File metadata and controls

61 lines (45 loc) · 4.2 KB

Eastern Armenian morphological analyzer

This is a rule-based morphological analyzer for Modern Eastern Armenian (hye). It is based on a formalized description of literary Eastern Armenian morphology, which also includes a number of dialectal elements, and uses uniparser-morph for parsing. It performs full morphological analysis of Eastern Armenian words (lemmatization, POS tagging, grammatical tagging, glossing).

How to use

Python package

The analyzer is available as a Python package. If you want to analyze Eastern Armenian texts in Python, install the module:

pip3 install uniparser-eastern-armenian

Import the module and create an instance of EasternArmenianAnalyzer class. After that, you can either parse tokens or lists of tokens with analyze_words(), or parse a frequency list with analyze_wordlist(). Here is a simple example:

from uniparser_eastern_armenian import EasternArmenianAnalyzer
a = EasternArmenianAnalyzer()

analyses = a.analyze_words('Ձևաբանություն')
# The parser is initialized before first use, so expect
# some delay here (usually several seconds)

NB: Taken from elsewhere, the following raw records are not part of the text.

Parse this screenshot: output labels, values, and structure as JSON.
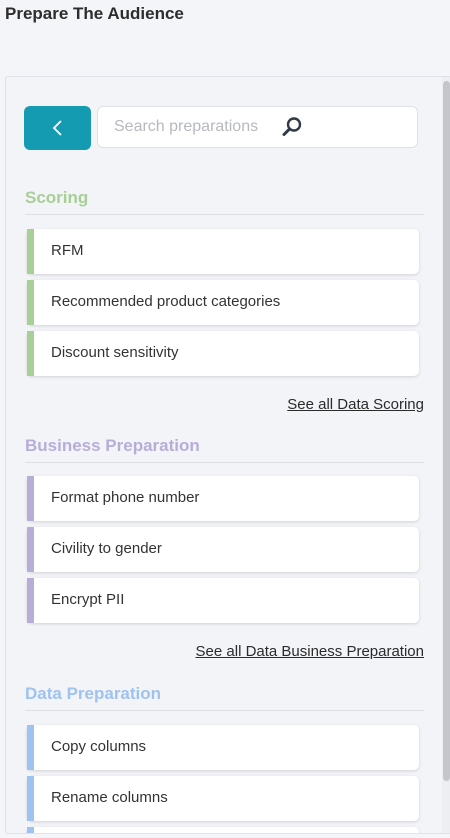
{
  "page": {
    "title": "Prepare The Audience"
  },
  "search": {
    "placeholder": "Search preparations"
  },
  "icons": {
    "back": "chevron-left-icon",
    "search": "magnifier-icon"
  },
  "colors": {
    "back_button": "#149bb1",
    "scoring": "#a8cf97",
    "business": "#b7aed8",
    "data": "#9ec3f0"
  },
  "sections": [
    {
      "title": "Scoring",
      "items": [
        "RFM",
        "Recommended product categories",
        "Discount sensitivity"
      ],
      "see_all": "See all Data Scoring"
    },
    {
      "title": "Business Preparation",
      "items": [
        "Format phone number",
        "Civility to gender",
        "Encrypt PII"
      ],
      "see_all": "See all Data Business Preparation"
    },
    {
      "title": "Data Preparation",
      "items": [
        "Copy columns",
        "Rename columns"
      ]
    }
  ]
}
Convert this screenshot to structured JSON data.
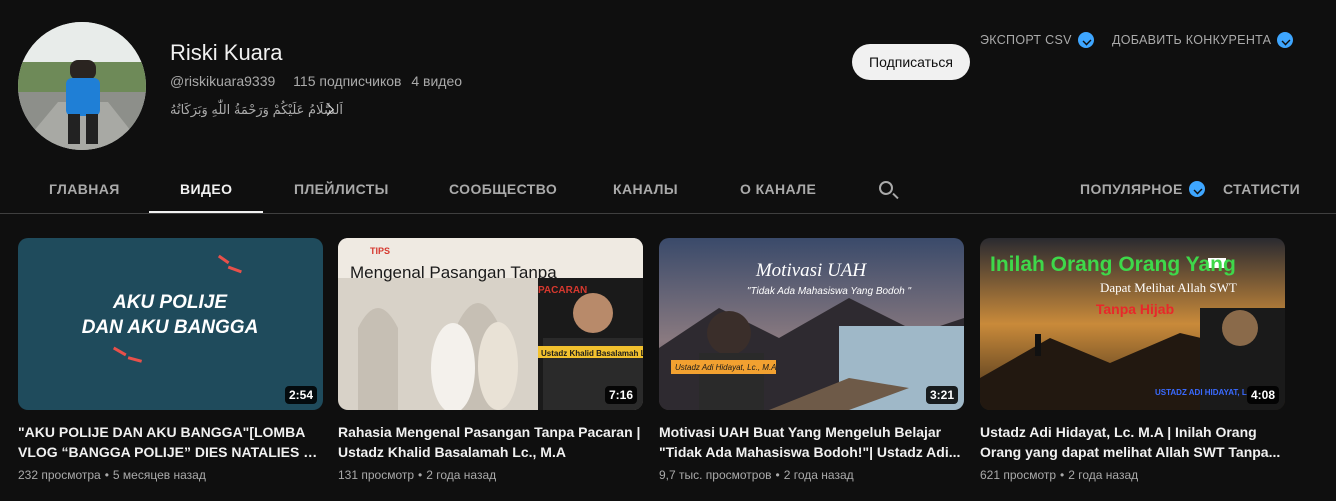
{
  "channel": {
    "name": "Riski Kuara",
    "handle": "@riskikuara9339",
    "subscribers": "115 подписчиков",
    "video_count": "4 видео",
    "description": "اَلسَّلَامُ عَلَيْكُمْ وَرَحْمَةُ اللّٰهِ وَبَرَكَاتُهُ",
    "subscribe_label": "Подписаться"
  },
  "extension": {
    "export_csv": "ЭКСПОРТ CSV",
    "add_competitor": "ДОБАВИТЬ КОНКУРЕНТА"
  },
  "tabs": {
    "home": "ГЛАВНАЯ",
    "videos": "ВИДЕО",
    "playlists": "ПЛЕЙЛИСТЫ",
    "community": "СООБЩЕСТВО",
    "channels": "КАНАЛЫ",
    "about": "О КАНАЛЕ",
    "popular": "ПОПУЛЯРНОЕ",
    "stats": "СТАТИСТИ"
  },
  "videos": [
    {
      "title": "\"AKU POLIJE DAN AKU BANGGA\"[LOMBA VLOG “BANGGA POLIJE” DIES NATALIES KE ...",
      "duration": "2:54",
      "views": "232 просмотра",
      "age": "5 месяцев назад",
      "thumb_text": [
        "AKU POLIJE",
        "DAN AKU BANGGA"
      ]
    },
    {
      "title": "Rahasia Mengenal Pasangan Tanpa Pacaran | Ustadz Khalid Basalamah Lc., M.A",
      "duration": "7:16",
      "views": "131 просмотр",
      "age": "2 года назад",
      "thumb_text": [
        "TIPS",
        "Mengenal Pasangan Tanpa",
        "PACARAN",
        "Ustadz Khalid Basalamah Lc., M.A"
      ]
    },
    {
      "title": "Motivasi UAH Buat Yang Mengeluh Belajar \"Tidak Ada Mahasiswa Bodoh!\"| Ustadz Adi...",
      "duration": "3:21",
      "views": "9,7 тыс. просмотров",
      "age": "2 года назад",
      "thumb_text": [
        "Motivasi UAH",
        "\"Tidak Ada Mahasiswa Yang Bodoh \"",
        "Ustadz Adi Hidayat, Lc., M.A"
      ]
    },
    {
      "title": "Ustadz Adi Hidayat, Lc. M.A | Inilah Orang Orang yang dapat melihat Allah SWT Tanpa...",
      "duration": "4:08",
      "views": "621 просмотр",
      "age": "2 года назад",
      "thumb_text": [
        "Inilah Orang Orang Yang",
        "Dapat Melihat Allah SWT",
        "Tanpa Hijab",
        "USTADZ ADI HIDAYAT, L"
      ]
    }
  ],
  "separator": "•",
  "colors": {
    "background": "#0f0f0f",
    "accent": "#3ea6ff",
    "text": "#f1f1f1",
    "muted": "#aaaaaa"
  }
}
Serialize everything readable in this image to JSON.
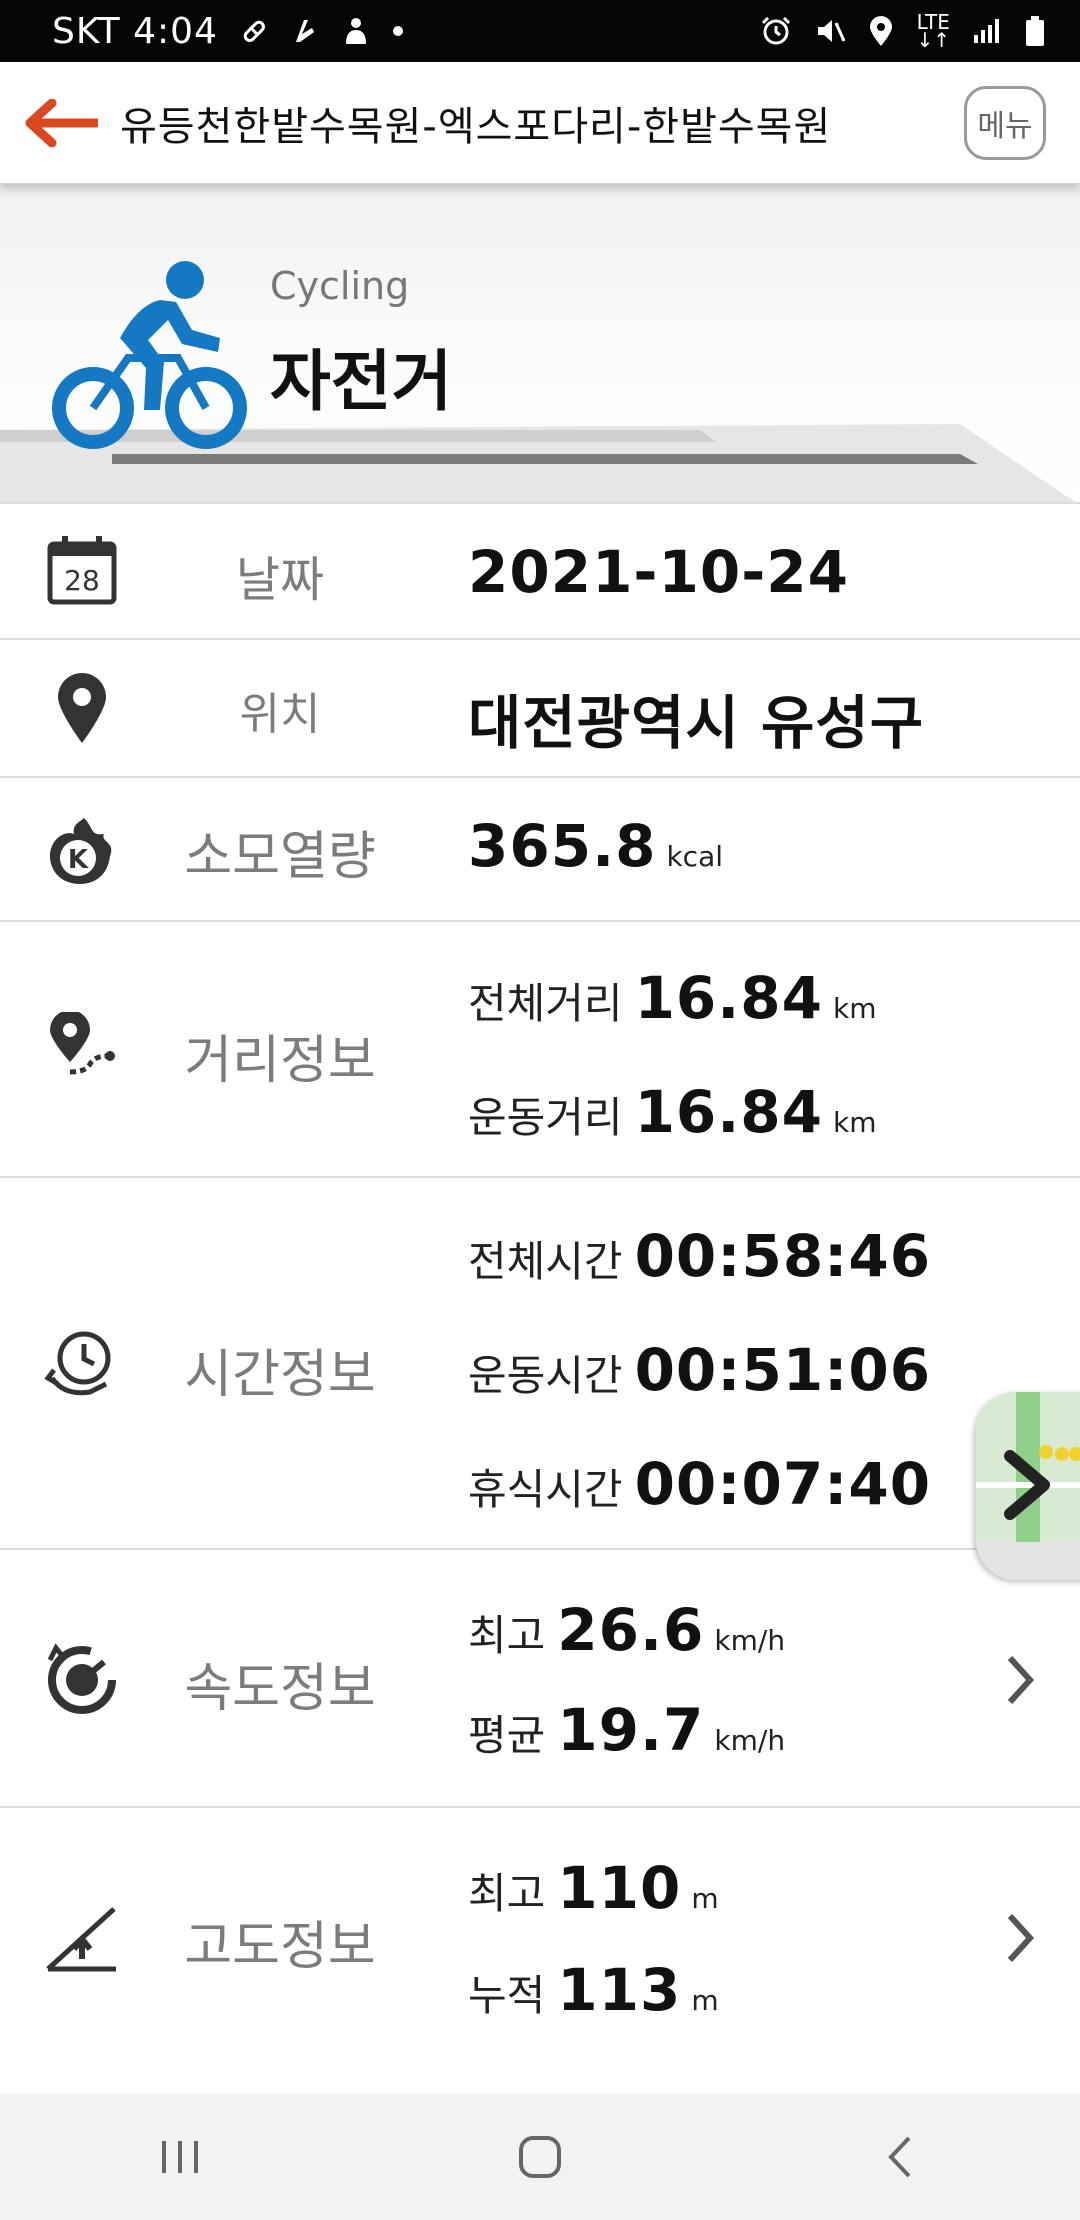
{
  "status_bar": {
    "time_text": "SKT 4:04",
    "network": "LTE",
    "left_icons": [
      "pill-icon",
      "fitness-icon",
      "pet-icon",
      "dot-icon"
    ],
    "right_icons": [
      "alarm-icon",
      "mute-icon",
      "location-icon",
      "lte-icon",
      "signal-icon",
      "battery-icon"
    ]
  },
  "header": {
    "title": "유등천한밭수목원-엑스포다리-한밭수목원",
    "menu_label": "메뉴"
  },
  "banner": {
    "subtitle": "Cycling",
    "title": "자전거",
    "accent_color": "#1479c2"
  },
  "rows": {
    "date": {
      "label": "날짜",
      "value": "2021-10-24",
      "calendar_day": "28"
    },
    "location": {
      "label": "위치",
      "value": "대전광역시 유성구"
    },
    "calories": {
      "label": "소모열량",
      "value": "365.8",
      "unit": "kcal",
      "badge": "K"
    },
    "distance": {
      "label": "거리정보",
      "total_label": "전체거리",
      "total_value": "16.84",
      "total_unit": "km",
      "exercise_label": "운동거리",
      "exercise_value": "16.84",
      "exercise_unit": "km"
    },
    "time": {
      "label": "시간정보",
      "total_label": "전체시간",
      "total_value": "00:58:46",
      "exercise_label": "운동시간",
      "exercise_value": "00:51:06",
      "rest_label": "휴식시간",
      "rest_value": "00:07:40"
    },
    "speed": {
      "label": "속도정보",
      "max_label": "최고",
      "max_value": "26.6",
      "max_unit": "km/h",
      "avg_label": "평균",
      "avg_value": "19.7",
      "avg_unit": "km/h"
    },
    "altitude": {
      "label": "고도정보",
      "max_label": "최고",
      "max_value": "110",
      "max_unit": "m",
      "cum_label": "누적",
      "cum_value": "113",
      "cum_unit": "m"
    }
  },
  "nav": {
    "icons": [
      "recent-apps-icon",
      "home-icon",
      "back-icon"
    ]
  },
  "colors": {
    "back_arrow": "#d9481e",
    "label_gray": "#7c7c7c",
    "status_bg": "#050505"
  }
}
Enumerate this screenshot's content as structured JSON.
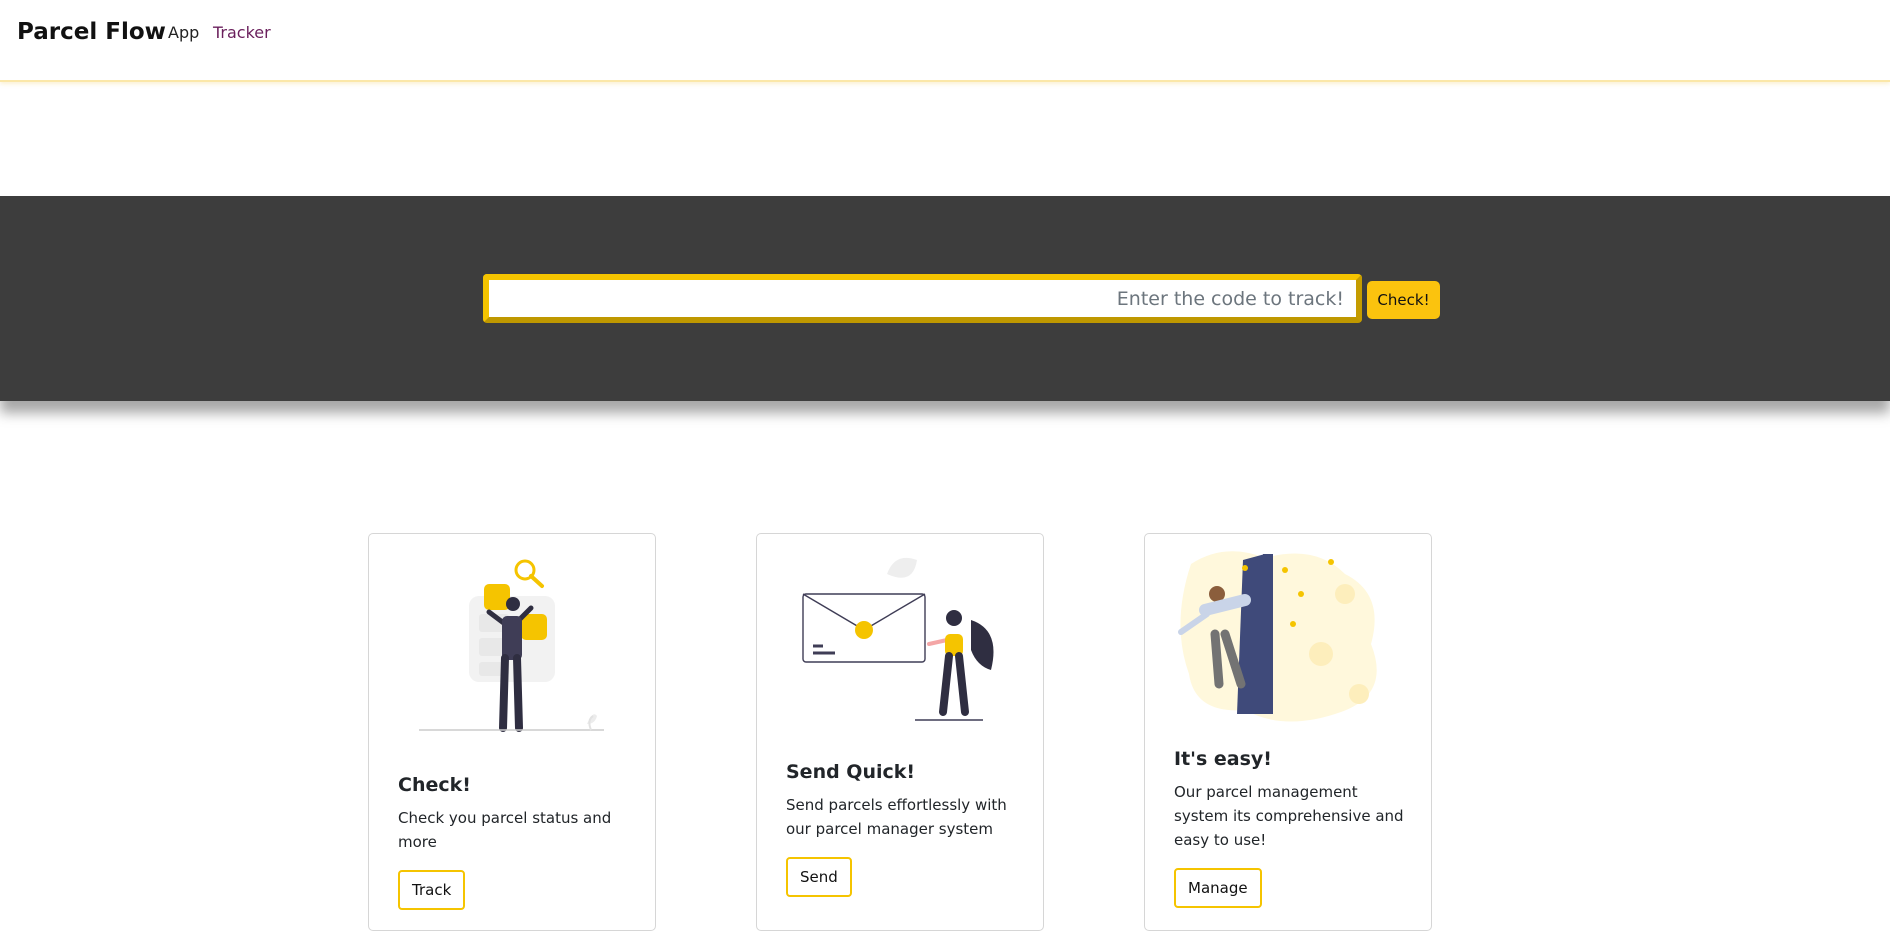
{
  "navbar": {
    "brand": "Parcel Flow",
    "links": [
      "App",
      "Tracker"
    ]
  },
  "hero": {
    "search_placeholder": "Enter the code to track!",
    "check_label": "Check!",
    "accent_color": "#fbc30e"
  },
  "cards": [
    {
      "title": "Check!",
      "text": "Check you parcel status and more",
      "button": "Track",
      "illustration": "person-searching-illustration"
    },
    {
      "title": "Send Quick!",
      "text": "Send parcels effortlessly with our parcel manager system",
      "button": "Send",
      "illustration": "envelope-person-illustration"
    },
    {
      "title": "It's easy!",
      "text": "Our parcel management system its comprehensive and easy to use!",
      "button": "Manage",
      "illustration": "person-lamppost-illustration"
    }
  ]
}
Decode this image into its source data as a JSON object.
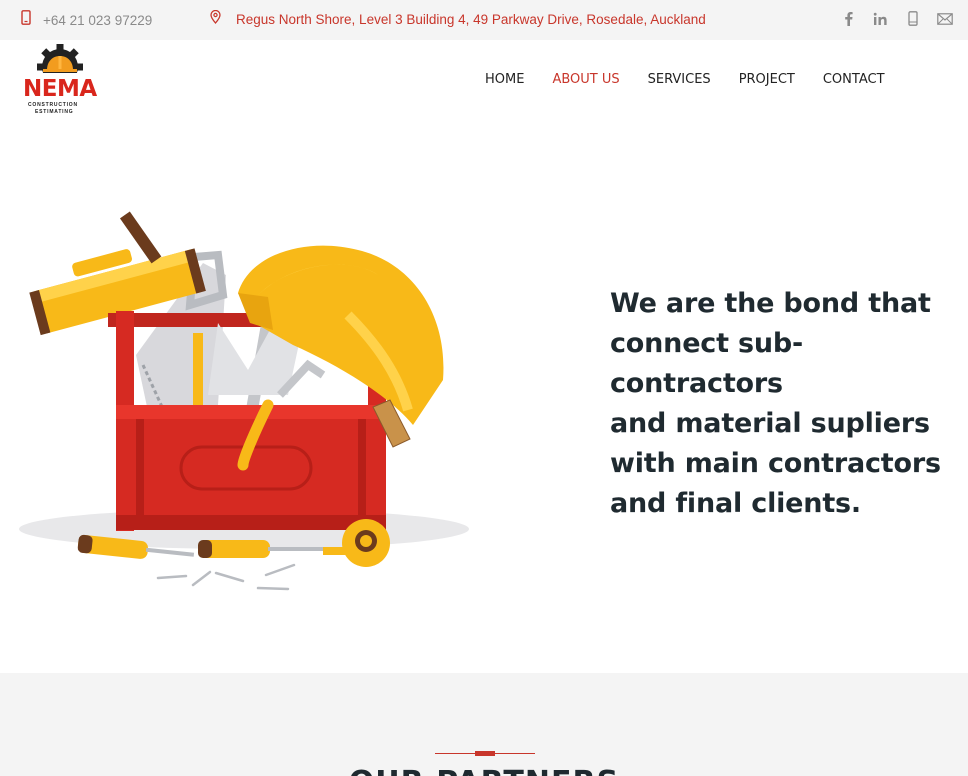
{
  "topbar": {
    "phone": "+64 21 023 97229",
    "address": "Regus North Shore, Level 3 Building 4, 49 Parkway Drive, Rosedale, Auckland",
    "social": [
      "facebook-icon",
      "linkedin-icon",
      "mobile-icon",
      "mail-icon"
    ]
  },
  "logo": {
    "brand": "NEMA",
    "line1": "CONSTRUCTION",
    "line2": "ESTIMATING"
  },
  "nav": {
    "items": [
      "HOME",
      "ABOUT US",
      "SERVICES",
      "PROJECT",
      "CONTACT"
    ],
    "active": "ABOUT US"
  },
  "hero": {
    "line1": "We are the bond that",
    "line2": "connect sub-contractors",
    "line3": "and material supliers",
    "line4": "with main contractors",
    "line5": "and final clients."
  },
  "partners": {
    "heading": "OUR PARTNERS"
  },
  "colors": {
    "accent": "#c8362b",
    "topbar_bg": "#f4f4f4",
    "heading_text": "#1f2a30"
  }
}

# You will get a list of Wordform objects
# The analysis attributes are stored in its properties
# as string values, e.g.:
for ana in analyses:
        print(ana.wf, ana.lemma, ana.gramm, ana.gloss)

# You can also pass lists (even nested lists) and specify
# output format ('xml' or 'json')
# If you pass a list, you will get a list of analyses
# with the same structure
analyses = a.analyze_words([['և'], ['Ես', 'սիրում', 'եմ', 'քեզ', ':']],
	                       format='xml')
analyses = a.analyze_words(['Ձևաբանություն', [['և'], ['Ես', 'սիրում', 'եմ', 'քեզ', ':']]],
	                       format='json')

Refer to the uniparser-morph documentation for the full list of options.

Disambiguation

Apart from the analyzer, this repository contains a small set of Constraint Grammar rules that can be used for partial disambiguation of analyzed Armenian texts. If you want to use them, set disambiguation=True when calling analyze_words:

analyses = a.analyze_words(['Ես', 'սիրում', 'եմ', 'քեզ'], disambiguate=True)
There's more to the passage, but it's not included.